[ExI] Semiotics and Computability

Christopher Luebcke cluebcke at yahoo.com
Thu Feb 18 01:43:17 UTC 2010


It's also worth considering in what way teaching the man to follow all the rules for manipulating symbols is a different activity than teaching him Chinese. It may be different at the start, but I suspect that, if successful, it amounts to the same thing at the end.

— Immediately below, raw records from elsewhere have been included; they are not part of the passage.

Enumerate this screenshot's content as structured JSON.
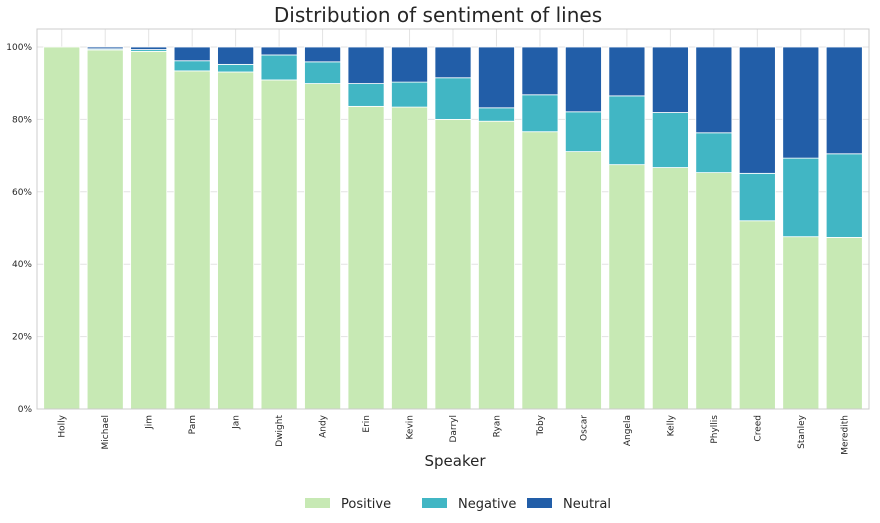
{
  "chart_data": {
    "type": "bar",
    "stacked": true,
    "title": "Distribution of sentiment of lines",
    "xlabel": "Speaker",
    "ylabel": "",
    "ylim": [
      0,
      100
    ],
    "ytick_values": [
      0,
      20,
      40,
      60,
      80,
      100
    ],
    "ytick_labels": [
      "0%",
      "20%",
      "40%",
      "60%",
      "80%",
      "100%"
    ],
    "grid": true,
    "legend_position": "bottom-center",
    "categories": [
      "Holly",
      "Michael",
      "Jim",
      "Pam",
      "Jan",
      "Dwight",
      "Andy",
      "Erin",
      "Kevin",
      "Darryl",
      "Ryan",
      "Toby",
      "Oscar",
      "Angela",
      "Kelly",
      "Phyllis",
      "Creed",
      "Stanley",
      "Meredith"
    ],
    "series": [
      {
        "name": "Positive",
        "color": "#c7e9b4",
        "values": [
          100,
          99.2,
          98.8,
          93.4,
          93.1,
          90.9,
          89.9,
          83.6,
          83.4,
          80.0,
          79.5,
          76.6,
          71.1,
          67.5,
          66.7,
          65.3,
          52.0,
          47.6,
          47.4
        ]
      },
      {
        "name": "Negative",
        "color": "#41b6c4",
        "values": [
          0,
          0.3,
          0.5,
          2.8,
          2.1,
          6.9,
          6.0,
          6.3,
          6.9,
          11.5,
          3.7,
          10.2,
          11.0,
          19.0,
          15.2,
          11.0,
          13.1,
          21.7,
          23.1
        ]
      },
      {
        "name": "Neutral",
        "color": "#225ea8",
        "values": [
          0,
          0.5,
          0.7,
          3.8,
          4.8,
          2.2,
          4.1,
          10.1,
          9.7,
          8.5,
          16.8,
          13.2,
          17.9,
          13.5,
          18.1,
          23.7,
          34.9,
          30.7,
          29.5
        ]
      }
    ]
  }
}
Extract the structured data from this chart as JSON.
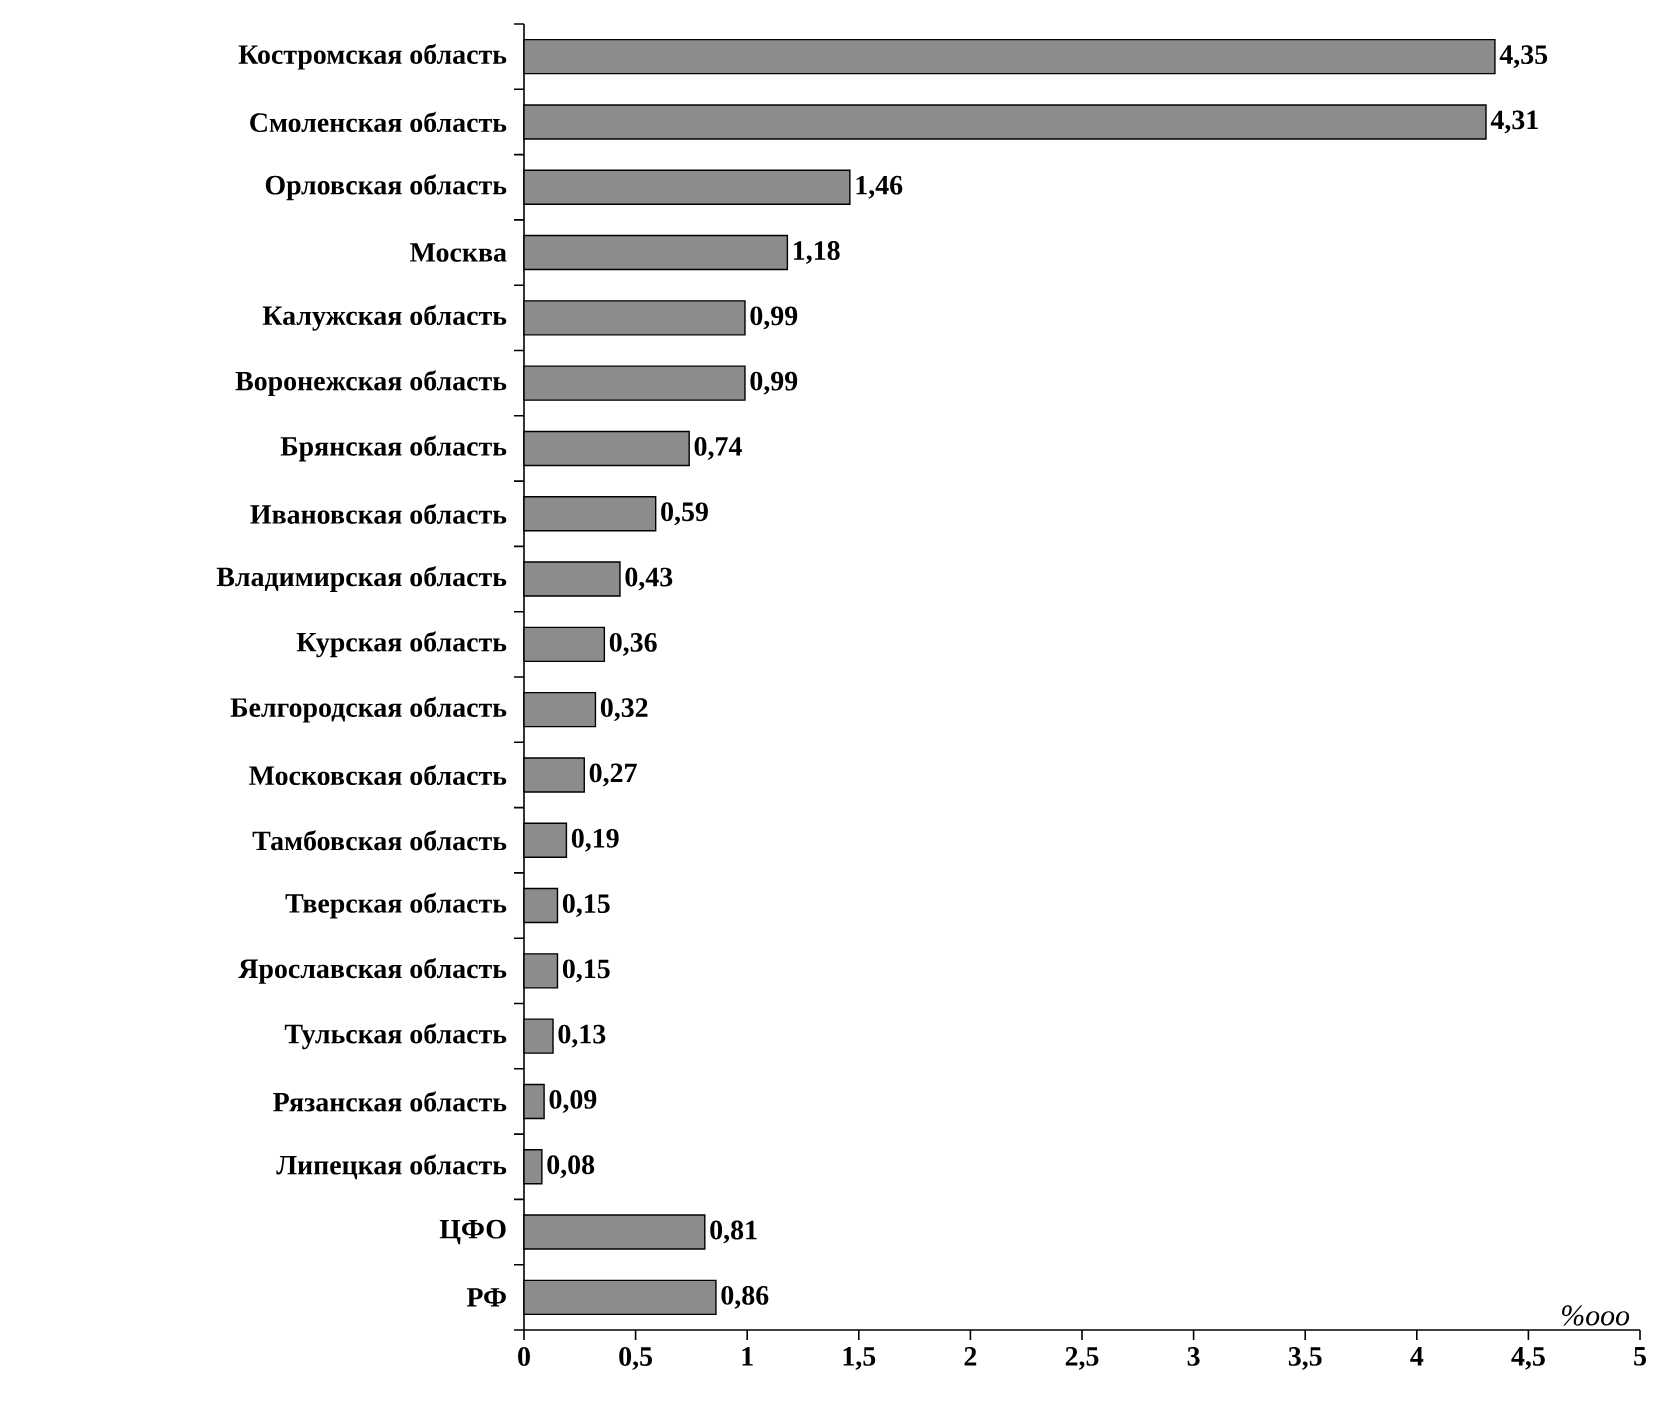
{
  "chart_data": {
    "type": "bar",
    "orientation": "horizontal",
    "categories": [
      "Костромская область",
      "Смоленская область",
      "Орловская область",
      "Москва",
      "Калужская область",
      "Воронежская область",
      "Брянская область",
      "Ивановская область",
      "Владимирская область",
      "Курская область",
      "Белгородская область",
      "Московская область",
      "Тамбовская область",
      "Тверская область",
      "Ярославская область",
      "Тульская область",
      "Рязанская область",
      "Липецкая область",
      "ЦФО",
      "РФ"
    ],
    "values": [
      4.35,
      4.31,
      1.46,
      1.18,
      0.99,
      0.99,
      0.74,
      0.59,
      0.43,
      0.36,
      0.32,
      0.27,
      0.19,
      0.15,
      0.15,
      0.13,
      0.09,
      0.08,
      0.81,
      0.86
    ],
    "value_labels": [
      "4,35",
      "4,31",
      "1,46",
      "1,18",
      "0,99",
      "0,99",
      "0,74",
      "0,59",
      "0,43",
      "0,36",
      "0,32",
      "0,27",
      "0,19",
      "0,15",
      "0,15",
      "0,13",
      "0,09",
      "0,08",
      "0,81",
      "0,86"
    ],
    "color": "#8c8c8c",
    "xlim": [
      0,
      5
    ],
    "xticks": [
      0,
      {
        "value": 0.5,
        "label": "0,5"
      },
      1,
      {
        "value": 1.5,
        "label": "1,5"
      },
      2,
      {
        "value": 2.5,
        "label": "2,5"
      },
      3,
      {
        "value": 3.5,
        "label": "3,5"
      },
      4,
      {
        "value": 4.5,
        "label": "4,5"
      },
      5
    ],
    "annotations": [
      "*%ooo*"
    ]
  }
}
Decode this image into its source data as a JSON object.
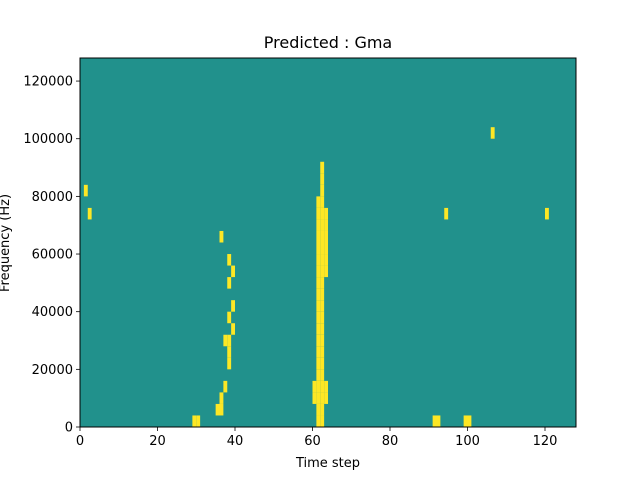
{
  "chart_data": {
    "type": "heatmap",
    "title": "Predicted : Gma",
    "xlabel": "Time step",
    "ylabel": "Frequency (Hz)",
    "xlim": [
      0,
      128
    ],
    "ylim": [
      0,
      128000
    ],
    "x_ticks": [
      0,
      20,
      40,
      60,
      80,
      100,
      120
    ],
    "x_tick_labels": [
      "0",
      "20",
      "40",
      "60",
      "80",
      "100",
      "120"
    ],
    "y_ticks": [
      0,
      20000,
      40000,
      60000,
      80000,
      100000,
      120000
    ],
    "y_tick_labels": [
      "0",
      "20000",
      "40000",
      "60000",
      "80000",
      "100000",
      "120000"
    ],
    "grid": false,
    "legend": "none",
    "colormap": "viridis",
    "value_levels": [
      {
        "value": -1,
        "color": "#440154"
      },
      {
        "value": 0,
        "color": "#21918c"
      },
      {
        "value": 1,
        "color": "#fde725"
      }
    ],
    "background_value": 0,
    "cell_width_steps": 1,
    "cell_height_hz": 4000,
    "cells": [
      [
        61,
        0,
        1
      ],
      [
        62,
        0,
        1
      ],
      [
        61,
        4000,
        1
      ],
      [
        62,
        4000,
        1
      ],
      [
        60,
        8000,
        1
      ],
      [
        61,
        8000,
        1
      ],
      [
        62,
        8000,
        1
      ],
      [
        63,
        8000,
        1
      ],
      [
        60,
        12000,
        1
      ],
      [
        61,
        12000,
        1
      ],
      [
        62,
        12000,
        1
      ],
      [
        63,
        12000,
        1
      ],
      [
        61,
        16000,
        1
      ],
      [
        62,
        16000,
        1
      ],
      [
        61,
        20000,
        1
      ],
      [
        62,
        20000,
        1
      ],
      [
        61,
        24000,
        1
      ],
      [
        62,
        24000,
        1
      ],
      [
        61,
        28000,
        1
      ],
      [
        62,
        28000,
        1
      ],
      [
        61,
        32000,
        1
      ],
      [
        62,
        32000,
        1
      ],
      [
        61,
        36000,
        1
      ],
      [
        62,
        36000,
        1
      ],
      [
        61,
        40000,
        1
      ],
      [
        62,
        40000,
        1
      ],
      [
        61,
        44000,
        1
      ],
      [
        62,
        44000,
        1
      ],
      [
        61,
        48000,
        1
      ],
      [
        62,
        48000,
        1
      ],
      [
        61,
        52000,
        1
      ],
      [
        62,
        52000,
        1
      ],
      [
        63,
        52000,
        1
      ],
      [
        61,
        56000,
        1
      ],
      [
        62,
        56000,
        1
      ],
      [
        63,
        56000,
        1
      ],
      [
        61,
        60000,
        1
      ],
      [
        62,
        60000,
        1
      ],
      [
        63,
        60000,
        1
      ],
      [
        61,
        64000,
        1
      ],
      [
        62,
        64000,
        1
      ],
      [
        63,
        64000,
        1
      ],
      [
        61,
        68000,
        1
      ],
      [
        62,
        68000,
        1
      ],
      [
        63,
        68000,
        1
      ],
      [
        61,
        72000,
        1
      ],
      [
        62,
        72000,
        1
      ],
      [
        63,
        72000,
        1
      ],
      [
        61,
        76000,
        1
      ],
      [
        62,
        76000,
        1
      ],
      [
        62,
        80000,
        1
      ],
      [
        62,
        84000,
        1
      ],
      [
        62,
        88000,
        1
      ],
      [
        29,
        0,
        1
      ],
      [
        30,
        0,
        1
      ],
      [
        35,
        4000,
        1
      ],
      [
        36,
        4000,
        1
      ],
      [
        36,
        8000,
        1
      ],
      [
        37,
        12000,
        1
      ],
      [
        38,
        20000,
        1
      ],
      [
        38,
        24000,
        1
      ],
      [
        37,
        28000,
        1
      ],
      [
        38,
        28000,
        1
      ],
      [
        39,
        32000,
        1
      ],
      [
        38,
        36000,
        1
      ],
      [
        39,
        40000,
        1
      ],
      [
        38,
        48000,
        1
      ],
      [
        39,
        52000,
        1
      ],
      [
        38,
        56000,
        1
      ],
      [
        36,
        64000,
        1
      ],
      [
        91,
        0,
        1
      ],
      [
        92,
        0,
        1
      ],
      [
        99,
        0,
        1
      ],
      [
        100,
        0,
        1
      ],
      [
        2,
        72000,
        1
      ],
      [
        1,
        80000,
        1
      ],
      [
        94,
        72000,
        1
      ],
      [
        120,
        72000,
        1
      ],
      [
        106,
        100000,
        1
      ]
    ]
  }
}
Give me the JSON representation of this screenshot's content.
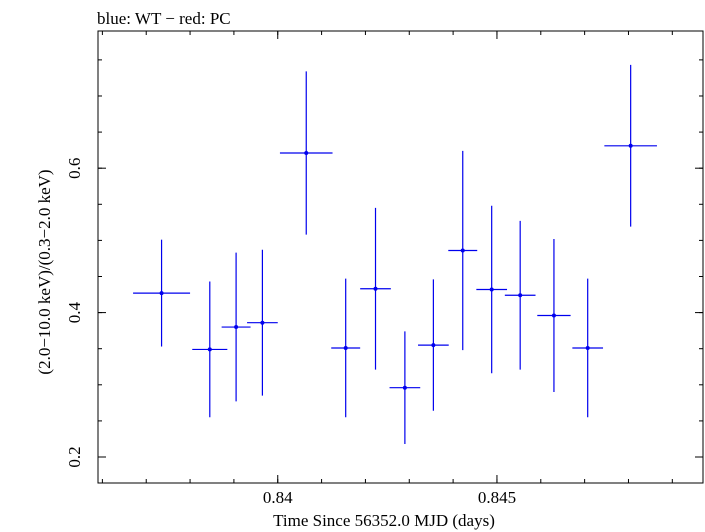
{
  "chart_data": {
    "type": "scatter",
    "title": "blue: WT − red: PC",
    "xlabel": "Time Since 56352.0 MJD (days)",
    "ylabel": "(2.0−10.0 keV)/(0.3−2.0 keV)",
    "xlim": [
      0.8359,
      0.8497
    ],
    "ylim": [
      0.164,
      0.79
    ],
    "x_ticks": [
      {
        "value": 0.84,
        "label": "0.84"
      },
      {
        "value": 0.845,
        "label": "0.845"
      }
    ],
    "y_ticks": [
      {
        "value": 0.2,
        "label": "0.2"
      },
      {
        "value": 0.4,
        "label": "0.4"
      },
      {
        "value": 0.6,
        "label": "0.6"
      }
    ],
    "x_minor_step": 0.001,
    "y_minor_step": 0.05,
    "grid": false,
    "series": [
      {
        "name": "WT",
        "color": "#0000ee",
        "points": [
          {
            "x": 0.83735,
            "xerr": 0.00065,
            "y": 0.427,
            "yerr_low": 0.074,
            "yerr_high": 0.074
          },
          {
            "x": 0.83845,
            "xerr": 0.0004,
            "y": 0.349,
            "yerr_low": 0.094,
            "yerr_high": 0.094
          },
          {
            "x": 0.83905,
            "xerr": 0.00033,
            "y": 0.38,
            "yerr_low": 0.103,
            "yerr_high": 0.103
          },
          {
            "x": 0.83965,
            "xerr": 0.00035,
            "y": 0.386,
            "yerr_low": 0.101,
            "yerr_high": 0.101
          },
          {
            "x": 0.84065,
            "xerr": 0.0006,
            "y": 0.621,
            "yerr_low": 0.113,
            "yerr_high": 0.113
          },
          {
            "x": 0.84155,
            "xerr": 0.00033,
            "y": 0.351,
            "yerr_low": 0.096,
            "yerr_high": 0.096
          },
          {
            "x": 0.84223,
            "xerr": 0.00035,
            "y": 0.433,
            "yerr_low": 0.112,
            "yerr_high": 0.112
          },
          {
            "x": 0.8429,
            "xerr": 0.00035,
            "y": 0.296,
            "yerr_low": 0.078,
            "yerr_high": 0.078
          },
          {
            "x": 0.84355,
            "xerr": 0.00035,
            "y": 0.355,
            "yerr_low": 0.091,
            "yerr_high": 0.091
          },
          {
            "x": 0.84422,
            "xerr": 0.00033,
            "y": 0.486,
            "yerr_low": 0.138,
            "yerr_high": 0.138
          },
          {
            "x": 0.84488,
            "xerr": 0.00035,
            "y": 0.432,
            "yerr_low": 0.116,
            "yerr_high": 0.116
          },
          {
            "x": 0.84553,
            "xerr": 0.00035,
            "y": 0.424,
            "yerr_low": 0.103,
            "yerr_high": 0.103
          },
          {
            "x": 0.8463,
            "xerr": 0.00038,
            "y": 0.396,
            "yerr_low": 0.106,
            "yerr_high": 0.106
          },
          {
            "x": 0.84707,
            "xerr": 0.00035,
            "y": 0.351,
            "yerr_low": 0.096,
            "yerr_high": 0.096
          },
          {
            "x": 0.84805,
            "xerr": 0.0006,
            "y": 0.631,
            "yerr_low": 0.112,
            "yerr_high": 0.112
          }
        ]
      }
    ]
  }
}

----- Original Message ----
> From: Mike Dougherty <msd001 at gmail.com>
> To: ExI chat list <extropy-chat at lists.extropy.org>
> Sent: Wed, February 17, 2010 5:13:34 PM
> Subject: Re: [ExI] Semiotics and Computability
> 
> On Tue, Feb 16, 2010 at 5:56 AM, Stathis Papaioannou wrote:
> > I have proposed the example of a brain which has enough intelligence
> > to know what the neurons are doing: "neuron no. 15,576,456,757 in the
> > left parietal lobe fires in response to noradrenaline, then breaks
> > down the noradrenaline by means of MAO and COMT", and so on, for every
> > brain event. That would be the equivalent of the man in the CR: there
> > is understanding of the low level events, but no understanding of the
> > high level intelligent behaviour which these events give rise to. Do
> > you see how there might be *two* intelligences here, a high level and
> > a low level one, with neither necessarily being aware of the other?
> 
> I had a thought to add the following twist to CR:  The man in the box
> has no knowledge of the symbols he's manipulating on his first day on
> the job.  Over time, he notices a correlation to certain values in his
> lookup table(s) and the food slot opening and a tray being slid in...
> I understand the man in the room is a metaphor for rules-processing by
> wrote, but what if we take the literal approach that he IS a man -
> even a supremely gifted intellectual who is informed that eventually
> these symbols will reveal the means by which he can escape?  This
> scenario segues to the boxing problem of keeping a recursively
> improving AI constrained by 'friendliness' or some other artificially
> added bounds.  (I understand that FAI is about being inherently
> friendly and remains friendly after infinite recursion)
> 
> So assuming the man in the box has an infinite supply of pen/paper
> with which to keep notes on the relationship of input and output (as
> well as his lookup table for I/O transformations) - does it change the
> thought experiment considerably if there is motivation for escaping
> the room by learning how to manipulate the symbols?